Trip'in Delilikleri
12 dk
Evet, Trip Hawkins bir deliydi ama hayalleri sadece oyun dünyasını değil, kısa sürede sporu da değiştirmişti. Electronic Arts'ın kurucusu, Socrates'e konuştu.
Çok duygusal bir izleyici olmadım hiç. İzlediğim şeyler 'sarsıcı' olsa da hayvanların başına kötü bir şey gelmediği sürece bende pek karşılığı olmaz. Ama bu 'donukluğum' geçenlerde beklenmedik bir gol yedi. High Score belgeseli, gözleri yaşlı İlhan Özgen bıraktı arkasında. 1970'lerde doğan video oyun sektörü, 1980'lerde zirveyi görmüştü. 1990'larda biz de bu sanal gerçekçiliğe kendimizi kaptırmıştık. Babamın 1992'de okul hediyesi olarak aldığı Atari, kardeşim Kahraman'la yaktığımız adaptörler, bozduğumuz joystick'ler, kaset takasları… Bugün abi-kardeşten öte bir ilişkimiz varsa bunda atari oyunlarının payı -belki size komik gelecek ama- hiç de az değil. Bütün bu duygu selinden kurtulup, 35'ine gelmiş ve spor sektöründe çalışan biri olarak High Score'a odaklandığımda ise "Orada olmalıydım" dediğim bir hikâye tüylerimin hareketlenmesi için yeterli oldu. Dördüncü bölümde ekranda beliren Trip Hawkins, 1980'lerde oyun tarihini değiştiren fikirlerini ve anılarını anlatıyordu… - İlhan
Oyun delisi olmadım hiçbir zaman. Ama Trip Hawkins'in hayatına damga vuran Madden NFL serisini veya koç John Madden'la yaptığı o unutulmaz tren yolculuğunu anlatışını dinlerken etkilenmek için oyun delisi olmanıza da gerek yok, dünyanın nasıl değiştiğini merak etmeniz yeterli. İlhan'ın önerisi sonrası Trip Hawkins'e attığım mesaja bu kadar çabuk yanıt almayı umut ediyor muydum? Hayır. 66 yaşındaki efsanenin evine yaptığımız bağlantının onun modeminden ötürü sürekli kopmasını bekliyor muydum? Pek sayılmaz. Yine de Trip Hawkins konuşmak istiyordu. Kopan internete çözüm olarak hızlı parmaklarını devreye soktu ve canlı bir chat ile hayatını anlatmayı önerdi. Kabul ettik. Uzun bir yolculuğa hazırdık. - İnan
Çocukken oyunların beynimi keskin bir şekilde çalıştırdığını fark etmiştim. Bilim adamları zihninizi geliştirmenin en sağlam yolunun etkileşimden geçtiğini ifade ederler. Sosyal varlıklarız, etkileşerek öğreniriz. Bir yandan da küçüklüğüm televizyon ve takım sporlarının altın çağına denk gelmişti. Sadece sahadaki oyun ve sporcular değil; gerisindeki strateji ve takım yönetimi de beni büyülemişti. Bir 'sistem âşığı' olduğumu algılamıştım. Zamanla oyun tutkumu sporla birleştirdim ama o dönem merakla aldığım çoğu ürün maalesef pek de özenli değildi, sporu benim gördüğüm gibi modellemeyi başaramıyorlardı. Gerçek sporla alakaları yoktu.

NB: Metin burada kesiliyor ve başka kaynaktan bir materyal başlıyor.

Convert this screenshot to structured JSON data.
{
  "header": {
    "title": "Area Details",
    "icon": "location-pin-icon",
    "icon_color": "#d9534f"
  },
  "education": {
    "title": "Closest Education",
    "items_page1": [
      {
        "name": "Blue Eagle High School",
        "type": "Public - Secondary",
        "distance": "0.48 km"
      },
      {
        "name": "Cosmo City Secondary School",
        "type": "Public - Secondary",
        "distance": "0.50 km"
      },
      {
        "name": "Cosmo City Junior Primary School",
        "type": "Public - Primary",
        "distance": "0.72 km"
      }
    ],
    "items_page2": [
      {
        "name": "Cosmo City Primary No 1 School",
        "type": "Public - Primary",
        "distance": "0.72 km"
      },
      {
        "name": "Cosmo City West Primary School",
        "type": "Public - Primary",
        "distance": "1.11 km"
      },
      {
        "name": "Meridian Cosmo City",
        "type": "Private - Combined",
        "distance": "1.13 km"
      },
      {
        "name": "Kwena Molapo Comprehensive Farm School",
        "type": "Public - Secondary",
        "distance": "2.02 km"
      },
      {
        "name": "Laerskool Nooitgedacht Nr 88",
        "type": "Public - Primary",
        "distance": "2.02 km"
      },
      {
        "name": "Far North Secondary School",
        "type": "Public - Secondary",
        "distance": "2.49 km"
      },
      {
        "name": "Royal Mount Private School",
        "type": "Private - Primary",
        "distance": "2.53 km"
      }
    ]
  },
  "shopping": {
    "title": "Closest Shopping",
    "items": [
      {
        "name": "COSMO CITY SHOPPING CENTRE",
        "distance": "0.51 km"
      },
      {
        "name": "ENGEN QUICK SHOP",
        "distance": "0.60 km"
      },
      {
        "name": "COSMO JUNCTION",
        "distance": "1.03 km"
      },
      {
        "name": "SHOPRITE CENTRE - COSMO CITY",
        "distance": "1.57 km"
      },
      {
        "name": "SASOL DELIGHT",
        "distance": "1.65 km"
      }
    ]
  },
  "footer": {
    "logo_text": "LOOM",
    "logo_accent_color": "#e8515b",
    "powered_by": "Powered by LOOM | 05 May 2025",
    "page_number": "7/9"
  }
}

Dungeons & Dragons, simülasyonun derinliği ve gerçekçiliği açısından bir dönüm noktasıydı ama çok karmaşıktı ve kullanıcılara büyük yük bindiriyordu. Sporu; masabaşı, kart ve zar oyunlarına uyarlamaya başladığımda ben de aynı sorunları yaşadım. Oyun delisi arkadaşlarım mutluydu ama diğerleri ya televizyon seyreder ya da dışarı çıkıp 'gerçek spor' yaparlardı. Fakat bilgisayar hakkında öğrendiklerim artınca çözümü bulmuştum: Simülasyonları bir kutuya yerleştirebilir ve tıpkı televizyondaki gibi ekrana hoş resimler koyabilirdik. Zaten hayatımı da bunu gerçekleştirmeye adadım.

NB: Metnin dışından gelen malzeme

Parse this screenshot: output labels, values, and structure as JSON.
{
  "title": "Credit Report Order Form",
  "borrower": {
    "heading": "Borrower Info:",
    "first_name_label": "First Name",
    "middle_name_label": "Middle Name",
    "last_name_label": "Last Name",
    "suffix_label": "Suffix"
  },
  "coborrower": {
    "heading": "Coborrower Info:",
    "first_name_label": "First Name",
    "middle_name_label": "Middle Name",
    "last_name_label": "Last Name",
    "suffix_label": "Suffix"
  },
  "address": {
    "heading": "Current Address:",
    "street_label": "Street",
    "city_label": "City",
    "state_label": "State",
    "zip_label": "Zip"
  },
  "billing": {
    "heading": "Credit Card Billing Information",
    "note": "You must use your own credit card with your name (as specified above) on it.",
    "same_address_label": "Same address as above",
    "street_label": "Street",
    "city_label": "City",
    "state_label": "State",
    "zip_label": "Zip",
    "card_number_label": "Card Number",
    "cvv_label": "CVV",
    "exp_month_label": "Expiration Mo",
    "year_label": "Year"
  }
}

Strat-O-Matic oyunu, 1962'de piyasaya sürüldü ilk kez. Strat'la ilgili en güzel şey, zarları kullanış şekliydi; rastgelelik ve istatistiksel olarak gerçekçi sonuçlar üretme olasılığı... 'Bayes Teoremi'ni Strat üzerine çalışırken öğrendim. Bir yandan da Strat'taki büyük kusurları görüyordum. 1970 civarlarında bundan daha iyi bir oyun yapabileceğime karar verdim ve yaptım da...
Spor istatistiklerini (Bill James gibi 1970'lerin sonunda ünlenen istatistiksel analizlerini) hep büyüleyici buldum, zamanla temel bir karar verme aracı olarak cebirin çevremdeki her meselede kilit rol aldığını anladım. Harvard'a gider gitmez de Tom Schelling'in Oyun Teorisi dersini aldım. Harvard'da özel bir ana dal yaratmayı bile becermiştim: Oyunları inceleyerek üniversite diploması alan ilk insan olmuştum. Schelling, tez danışmanlarımdan biriydi, daha sonra Oyun Teorisi ile ilgili çalışmalarıyla Nobel de aldı. Nobel'i kazandığında gözyaşlarıma engel olamamıştım; hayatımı adadığım iş ve inandığım şeylerin entelektüel ve sosyal açıdan onaylandığını hissetmiştim.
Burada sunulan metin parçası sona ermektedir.